Technology-specific arguments. Wells submissions for digital asset cases often include technical expert reports explaining how the specific blockchain architecture, token distribution mechanism, or smart contract functionality affects the Howey analysis. These technical submissions can be effective when they demonstrate that the token’s economic reality differs from the SEC’s characterization — for example, that network decentralization has progressed to a point where the “efforts of others” prong is no longer satisfied.

Enforcement policy arguments. Under the current SEC Crypto Task Force regime, Wells submissions increasingly argue that enforcement action is inconsistent with the Commission’s stated policy of pursuing guidance and rulemaking rather than enforcement-first approaches. While the enforcement staff operates independently, Commission-level policy direction can influence whether the staff proceeds with a recommendation.

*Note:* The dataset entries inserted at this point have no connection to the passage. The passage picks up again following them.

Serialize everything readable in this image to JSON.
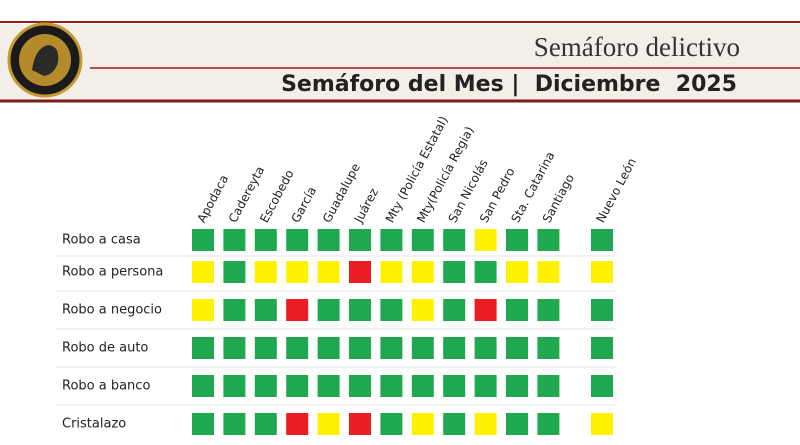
{
  "header": {
    "title": "Semáforo delictivo",
    "subtitle": "Semáforo del Mes |  Diciembre  2025"
  },
  "colors": {
    "green": "#1fa84f",
    "yellow": "#fff200",
    "red": "#ec1c24"
  },
  "table": {
    "columns": [
      "Apodaca",
      "Cadereyta",
      "Escobedo",
      "García",
      "Guadalupe",
      "Juárez",
      "Mty (Policía Estatal)",
      "Mty(Policía Regia)",
      "San Nicolás",
      "San Pedro",
      "Sta. Catarina",
      "Santiago",
      "Nuevo León"
    ],
    "rows": [
      {
        "label": "Robo a casa",
        "cells": [
          "green",
          "green",
          "green",
          "green",
          "green",
          "green",
          "green",
          "green",
          "green",
          "yellow",
          "green",
          "green",
          "green"
        ]
      },
      {
        "label": "Robo a persona",
        "cells": [
          "yellow",
          "green",
          "yellow",
          "yellow",
          "yellow",
          "red",
          "yellow",
          "yellow",
          "green",
          "green",
          "yellow",
          "yellow",
          "yellow"
        ]
      },
      {
        "label": "Robo a negocio",
        "cells": [
          "yellow",
          "green",
          "green",
          "red",
          "green",
          "green",
          "green",
          "yellow",
          "green",
          "red",
          "green",
          "green",
          "green"
        ]
      },
      {
        "label": "Robo de auto",
        "cells": [
          "green",
          "green",
          "green",
          "green",
          "green",
          "green",
          "green",
          "green",
          "green",
          "green",
          "green",
          "green",
          "green"
        ]
      },
      {
        "label": "Robo a banco",
        "cells": [
          "green",
          "green",
          "green",
          "green",
          "green",
          "green",
          "green",
          "green",
          "green",
          "green",
          "green",
          "green",
          "green"
        ]
      },
      {
        "label": "Cristalazo",
        "cells": [
          "green",
          "green",
          "green",
          "red",
          "yellow",
          "red",
          "green",
          "yellow",
          "green",
          "yellow",
          "green",
          "green",
          "yellow"
        ]
      }
    ]
  }
}
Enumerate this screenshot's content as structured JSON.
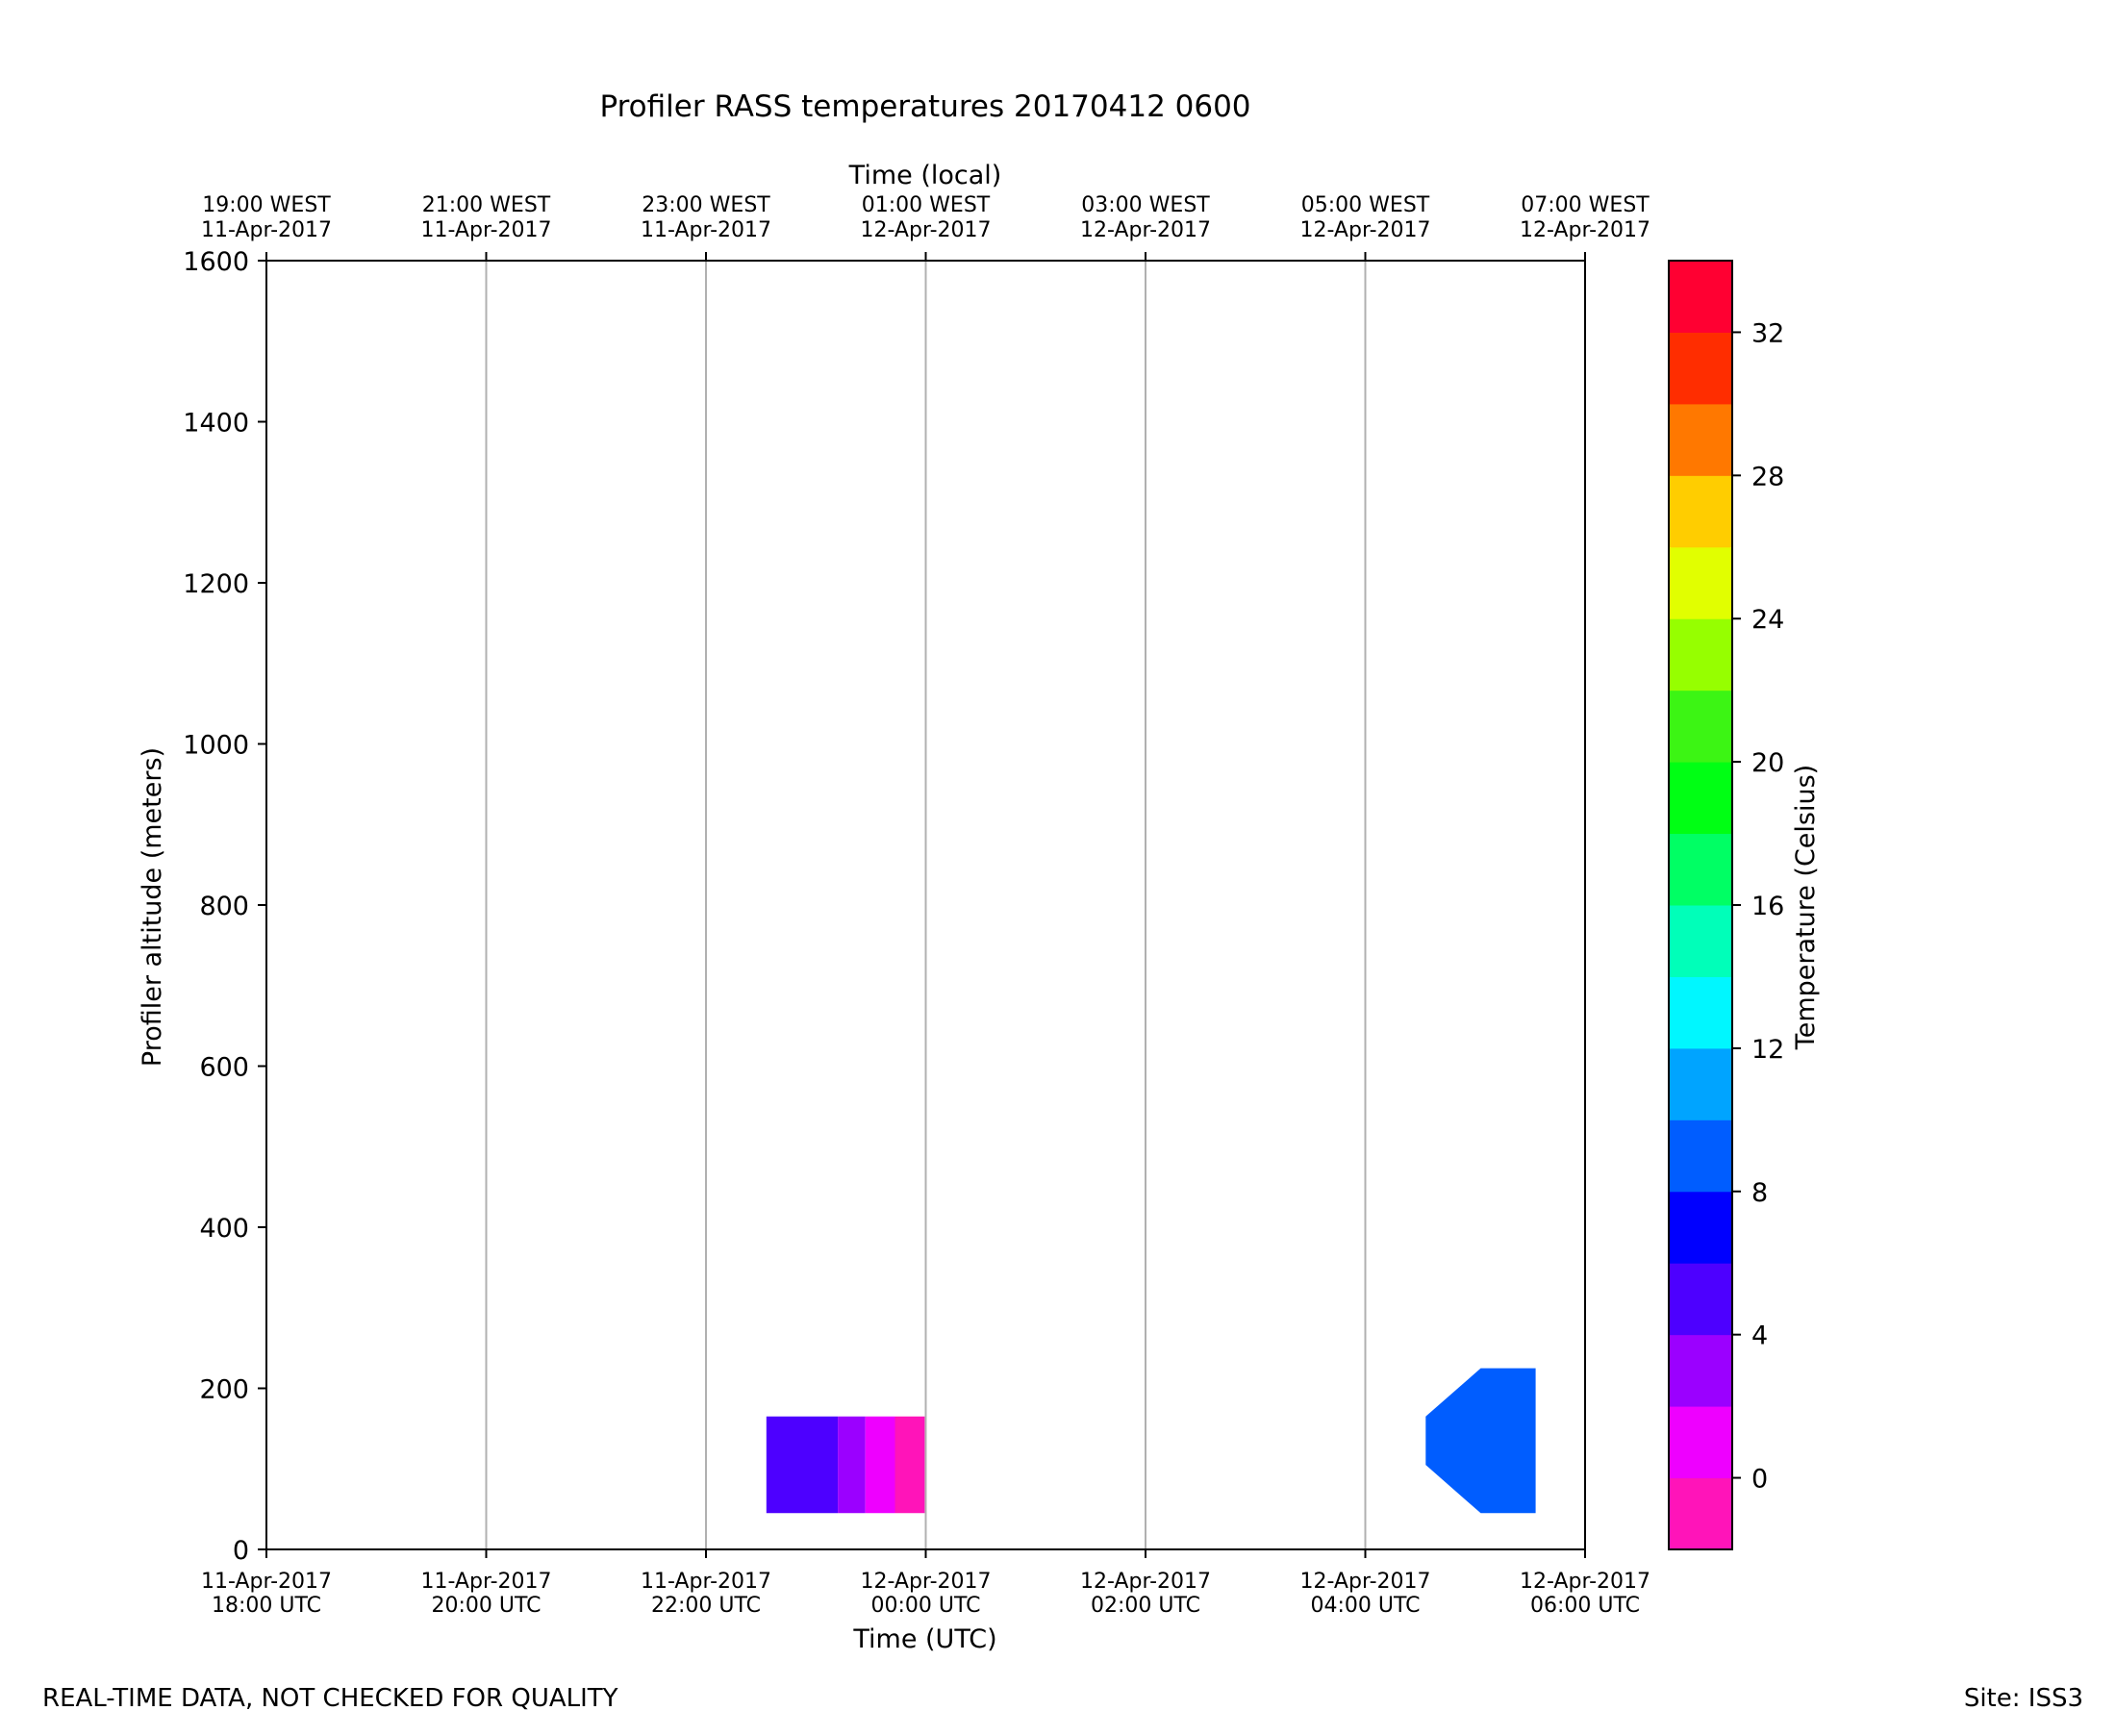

Cost of Wells Notice Defense

Defending against a Wells notice and potential enforcement action represents a significant financial burden for digital asset companies:

PhaseEstimated Legal Cost
Wells notice response preparation$100,000 - $500,000
Settlement negotiation$150,000 - $750,000
Full litigation (if settlement fails)$2,000,000 - $15,000,000
Compliance undertaking implementation$200,000 - $1,000,000

These costs are in addition to any monetary penalties, disgorgement, or prejudgment interest imposed through the settlement or judgment. For smaller security token issuers, enforcement defense costs can exceed the total capital raised in the offering — making proactive compliance through the offering exemption framework significantly more cost-effective than post-hoc enforcement defense.

For the SEC’s official guidance on the Wells process, see SEC Enforcement Manual Section 2.4.